Using biogas on a large scale, it would be more, but less than $4. That's far from civilization-ending, but it is expensive, and doesn't make a very good sales pitch to investors. Still, I guess it looks a lot better economically than most of the stuff Breakthrough Energy Ventures is investing in; that whole group is weird and doesn't make sense in several ways, but I can't really talk about that.

 

 

Production of furfural and levulinic acid produces hydrochar as a byproduct, which can be buried for carbon sequestration. If you're only making fuel, the required CO2 mitigation cost including that and avoided oil production would be maybe $60/ton. Not terrible; full mitigation of US CO2 emissions at that price would be about 10% of US federal tax revenue, which is politically questionable but economically very possible. But again, this depends on a theoretical biorefinery design with several novel elements.

In theory, you could gasify hydrochar to produce the hydrogen for biofuel production; it would be about as good for that as lignite coal, but it's much better to make syngas from methane than from coal, which is part of why coal is worth approximately nothing these days. It's also, of course, possible to make hydrogen by electrolysis, which is far from viability as long as natural gas is available but could potentially end up being competitive with biogas.

 

 

cellulose fermentation

 

Most US research on fuel from biomass has focused on cellulosic ethanol. Nothing even close to practical has resulted from this extensive reseach. The concept is fundamentally flawed because ethanol disrupts the cellulose-digesting enzymes, and breaking cellulose into sugars before fermentation is too expensive.

But hey, it's a lot less dumb as an idea than the hydrogen fuel proposals or coal power with CO2 sequestration.

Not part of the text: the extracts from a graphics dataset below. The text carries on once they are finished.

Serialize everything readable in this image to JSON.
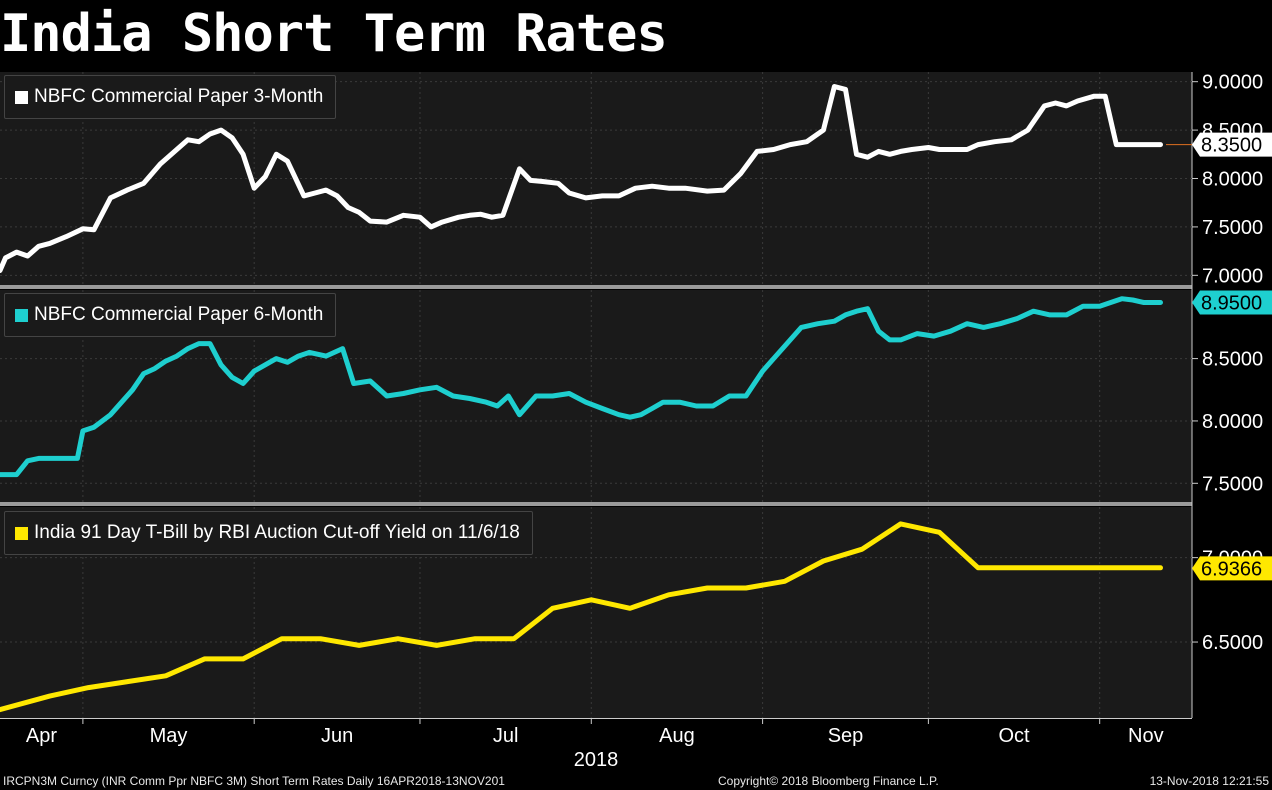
{
  "title": "India Short Term Rates",
  "footer": {
    "left": "IRCPN3M Curncy (INR Comm Ppr NBFC 3M) Short Term Rates  Daily 16APR2018-13NOV201",
    "center": "Copyright© 2018 Bloomberg Finance L.P.",
    "right": "13-Nov-2018 12:21:55"
  },
  "colors": {
    "background": "#000000",
    "panel": "#1a1a1a",
    "separator": "#9a9a9a",
    "series1": "#ffffff",
    "series2": "#1ecfcf",
    "series3": "#ffe800",
    "last_marker_line": "#e07020"
  },
  "chart_data": {
    "type": "line",
    "x_axis": {
      "start": "2018-04-16",
      "end": "2018-11-13",
      "months": [
        {
          "label": "Apr",
          "date": "2018-04-01"
        },
        {
          "label": "May",
          "date": "2018-05-01"
        },
        {
          "label": "Jun",
          "date": "2018-06-01"
        },
        {
          "label": "Jul",
          "date": "2018-07-01"
        },
        {
          "label": "Aug",
          "date": "2018-08-01"
        },
        {
          "label": "Sep",
          "date": "2018-09-01"
        },
        {
          "label": "Oct",
          "date": "2018-10-01"
        },
        {
          "label": "Nov",
          "date": "2018-11-01"
        }
      ],
      "year_label": "2018"
    },
    "panels": [
      {
        "legend": "NBFC Commercial Paper 3-Month",
        "color": "#ffffff",
        "ylim": [
          6.9,
          9.1
        ],
        "yticks": [
          "9.0000",
          "8.5000",
          "8.0000",
          "7.5000",
          "7.0000"
        ],
        "last_value": "8.3500",
        "series": {
          "name": "NBFC Commercial Paper 3-Month",
          "x": [
            "2018-04-16",
            "2018-04-17",
            "2018-04-19",
            "2018-04-21",
            "2018-04-23",
            "2018-04-25",
            "2018-04-28",
            "2018-05-01",
            "2018-05-03",
            "2018-05-06",
            "2018-05-09",
            "2018-05-12",
            "2018-05-15",
            "2018-05-18",
            "2018-05-20",
            "2018-05-22",
            "2018-05-24",
            "2018-05-26",
            "2018-05-28",
            "2018-05-30",
            "2018-06-01",
            "2018-06-03",
            "2018-06-05",
            "2018-06-07",
            "2018-06-10",
            "2018-06-12",
            "2018-06-14",
            "2018-06-16",
            "2018-06-18",
            "2018-06-20",
            "2018-06-22",
            "2018-06-25",
            "2018-06-28",
            "2018-07-01",
            "2018-07-03",
            "2018-07-05",
            "2018-07-08",
            "2018-07-10",
            "2018-07-12",
            "2018-07-14",
            "2018-07-16",
            "2018-07-19",
            "2018-07-21",
            "2018-07-23",
            "2018-07-26",
            "2018-07-28",
            "2018-07-31",
            "2018-08-03",
            "2018-08-06",
            "2018-08-09",
            "2018-08-12",
            "2018-08-15",
            "2018-08-18",
            "2018-08-22",
            "2018-08-25",
            "2018-08-28",
            "2018-08-31",
            "2018-09-03",
            "2018-09-06",
            "2018-09-09",
            "2018-09-12",
            "2018-09-14",
            "2018-09-16",
            "2018-09-18",
            "2018-09-20",
            "2018-09-22",
            "2018-09-24",
            "2018-09-26",
            "2018-09-28",
            "2018-10-01",
            "2018-10-03",
            "2018-10-05",
            "2018-10-08",
            "2018-10-10",
            "2018-10-13",
            "2018-10-16",
            "2018-10-19",
            "2018-10-22",
            "2018-10-24",
            "2018-10-26",
            "2018-10-28",
            "2018-10-31",
            "2018-11-02",
            "2018-11-04",
            "2018-11-06",
            "2018-11-08",
            "2018-11-09",
            "2018-11-10",
            "2018-11-12"
          ],
          "values": [
            7.05,
            7.18,
            7.24,
            7.2,
            7.3,
            7.33,
            7.4,
            7.48,
            7.47,
            7.8,
            7.88,
            7.95,
            8.15,
            8.3,
            8.4,
            8.38,
            8.46,
            8.5,
            8.42,
            8.25,
            7.9,
            8.02,
            8.25,
            8.18,
            7.82,
            7.85,
            7.88,
            7.82,
            7.7,
            7.65,
            7.56,
            7.55,
            7.62,
            7.6,
            7.5,
            7.55,
            7.6,
            7.62,
            7.63,
            7.6,
            7.62,
            8.1,
            7.98,
            7.97,
            7.95,
            7.85,
            7.8,
            7.82,
            7.82,
            7.9,
            7.92,
            7.9,
            7.9,
            7.87,
            7.88,
            8.05,
            8.28,
            8.3,
            8.35,
            8.38,
            8.5,
            8.95,
            8.92,
            8.25,
            8.22,
            8.28,
            8.25,
            8.28,
            8.3,
            8.32,
            8.3,
            8.3,
            8.3,
            8.35,
            8.38,
            8.4,
            8.5,
            8.75,
            8.78,
            8.75,
            8.8,
            8.85,
            8.85,
            8.35,
            8.35,
            8.35,
            8.35,
            8.35,
            8.35
          ]
        }
      },
      {
        "legend": "NBFC Commercial Paper 6-Month",
        "color": "#1ecfcf",
        "ylim": [
          7.35,
          9.05
        ],
        "yticks": [
          "8.5000",
          "8.0000",
          "7.5000"
        ],
        "last_value": "8.9500",
        "series": {
          "name": "NBFC Commercial Paper 6-Month",
          "x": [
            "2018-04-16",
            "2018-04-19",
            "2018-04-21",
            "2018-04-23",
            "2018-04-25",
            "2018-04-28",
            "2018-04-30",
            "2018-05-01",
            "2018-05-03",
            "2018-05-06",
            "2018-05-08",
            "2018-05-10",
            "2018-05-12",
            "2018-05-14",
            "2018-05-16",
            "2018-05-18",
            "2018-05-20",
            "2018-05-22",
            "2018-05-24",
            "2018-05-26",
            "2018-05-28",
            "2018-05-30",
            "2018-06-01",
            "2018-06-03",
            "2018-06-05",
            "2018-06-07",
            "2018-06-09",
            "2018-06-11",
            "2018-06-14",
            "2018-06-17",
            "2018-06-19",
            "2018-06-22",
            "2018-06-25",
            "2018-06-28",
            "2018-07-01",
            "2018-07-04",
            "2018-07-07",
            "2018-07-10",
            "2018-07-13",
            "2018-07-15",
            "2018-07-17",
            "2018-07-19",
            "2018-07-22",
            "2018-07-25",
            "2018-07-28",
            "2018-07-31",
            "2018-08-03",
            "2018-08-06",
            "2018-08-08",
            "2018-08-10",
            "2018-08-12",
            "2018-08-14",
            "2018-08-17",
            "2018-08-20",
            "2018-08-23",
            "2018-08-26",
            "2018-08-29",
            "2018-09-01",
            "2018-09-03",
            "2018-09-05",
            "2018-09-08",
            "2018-09-11",
            "2018-09-14",
            "2018-09-16",
            "2018-09-18",
            "2018-09-20",
            "2018-09-22",
            "2018-09-24",
            "2018-09-26",
            "2018-09-29",
            "2018-10-02",
            "2018-10-05",
            "2018-10-08",
            "2018-10-11",
            "2018-10-14",
            "2018-10-17",
            "2018-10-20",
            "2018-10-23",
            "2018-10-26",
            "2018-10-29",
            "2018-11-01",
            "2018-11-03",
            "2018-11-05",
            "2018-11-07",
            "2018-11-09",
            "2018-11-11",
            "2018-11-12"
          ],
          "values": [
            7.57,
            7.57,
            7.68,
            7.7,
            7.7,
            7.7,
            7.7,
            7.92,
            7.95,
            8.05,
            8.15,
            8.25,
            8.38,
            8.42,
            8.48,
            8.52,
            8.58,
            8.62,
            8.62,
            8.45,
            8.35,
            8.3,
            8.4,
            8.45,
            8.5,
            8.47,
            8.52,
            8.55,
            8.52,
            8.58,
            8.3,
            8.32,
            8.2,
            8.22,
            8.25,
            8.27,
            8.2,
            8.18,
            8.15,
            8.12,
            8.2,
            8.05,
            8.2,
            8.2,
            8.22,
            8.15,
            8.1,
            8.05,
            8.03,
            8.05,
            8.1,
            8.15,
            8.15,
            8.12,
            8.12,
            8.2,
            8.2,
            8.4,
            8.5,
            8.6,
            8.75,
            8.78,
            8.8,
            8.85,
            8.88,
            8.9,
            8.72,
            8.65,
            8.65,
            8.7,
            8.68,
            8.72,
            8.78,
            8.75,
            8.78,
            8.82,
            8.88,
            8.85,
            8.85,
            8.92,
            8.92,
            8.95,
            8.98,
            8.97,
            8.95,
            8.95,
            8.95
          ]
        }
      },
      {
        "legend": "India 91 Day T-Bill by RBI Auction Cut-off Yield on 11/6/18",
        "color": "#ffe800",
        "ylim": [
          6.05,
          7.3
        ],
        "yticks": [
          "7.0000",
          "6.5000"
        ],
        "last_value": "6.9366",
        "series": {
          "name": "India 91 Day T-Bill by RBI Auction Cut-off Yield on 11/6/18",
          "x": [
            "2018-04-16",
            "2018-04-25",
            "2018-05-02",
            "2018-05-16",
            "2018-05-23",
            "2018-05-30",
            "2018-06-06",
            "2018-06-13",
            "2018-06-20",
            "2018-06-27",
            "2018-07-04",
            "2018-07-11",
            "2018-07-18",
            "2018-07-25",
            "2018-08-01",
            "2018-08-08",
            "2018-08-15",
            "2018-08-22",
            "2018-08-29",
            "2018-09-05",
            "2018-09-12",
            "2018-09-19",
            "2018-09-26",
            "2018-10-03",
            "2018-10-10",
            "2018-10-17",
            "2018-10-24",
            "2018-10-31",
            "2018-11-07",
            "2018-11-12"
          ],
          "values": [
            6.1,
            6.18,
            6.23,
            6.3,
            6.4,
            6.4,
            6.52,
            6.52,
            6.48,
            6.52,
            6.48,
            6.52,
            6.52,
            6.7,
            6.75,
            6.7,
            6.78,
            6.82,
            6.82,
            6.86,
            6.98,
            7.05,
            7.2,
            7.15,
            6.94,
            6.94,
            6.94,
            6.94,
            6.94,
            6.94
          ]
        }
      }
    ]
  }
}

We know that producing net exergy by grinding up grass and fermenting it to butyrate is possible, because cows do that. Here is a process I designed using that approach. The resulting dipropyl ketone is almost ideal as a biofuel:

- good energy density
- good octane ratings
- low toxicity
- not too strong a solvent
- somewhat biodegradable
- suitable boiling point
- low enough melting point

 

That involves fermenting solids, separating out solid product, and processing it. It's always more expensive to handle solids than liquids, so that process might be too expensive in practice; its costs vary significantly with process design details. But it's plausibly viable, and I think it's still the most promising approach for economically competitive biofuel production today.

 

 

biorefineries for polymers

 

If you want to get investment for biorefinery construction, and at least get some things going, it's better to start with something with less marginal economics than fuel production, and expand from there.

Here's an example of a more profitable process:
furfural -> methyl furoate -> dimethyl 2,2’-bifuran-5,5’-dicarboxylate -> dimethyl biphenyl-4,4'-dicarboxylate -> polyester

With 70% ethylene glycol / 30% butanediol the result is a thermoplastic with >150 MPa flexural strength and >260 MPa tensile strength. It can also be used for self-reinforced composites, and as a matrix for thermoplastic prepreg. This polymer could potentially be about as cheap as PET, and in some ways, it's a higher-performance polymer than anything commercially available now, so production is viable on a small scale even if it's 10x that expensive.

Of course, it's always possible that there's some problem, so I designed a couple other routes from furfural to polymers, as one does. Anyway, while renewable plastics are currently expensive, and some questionable approaches to them are being pursued, they shouldn't be a big long-term problem.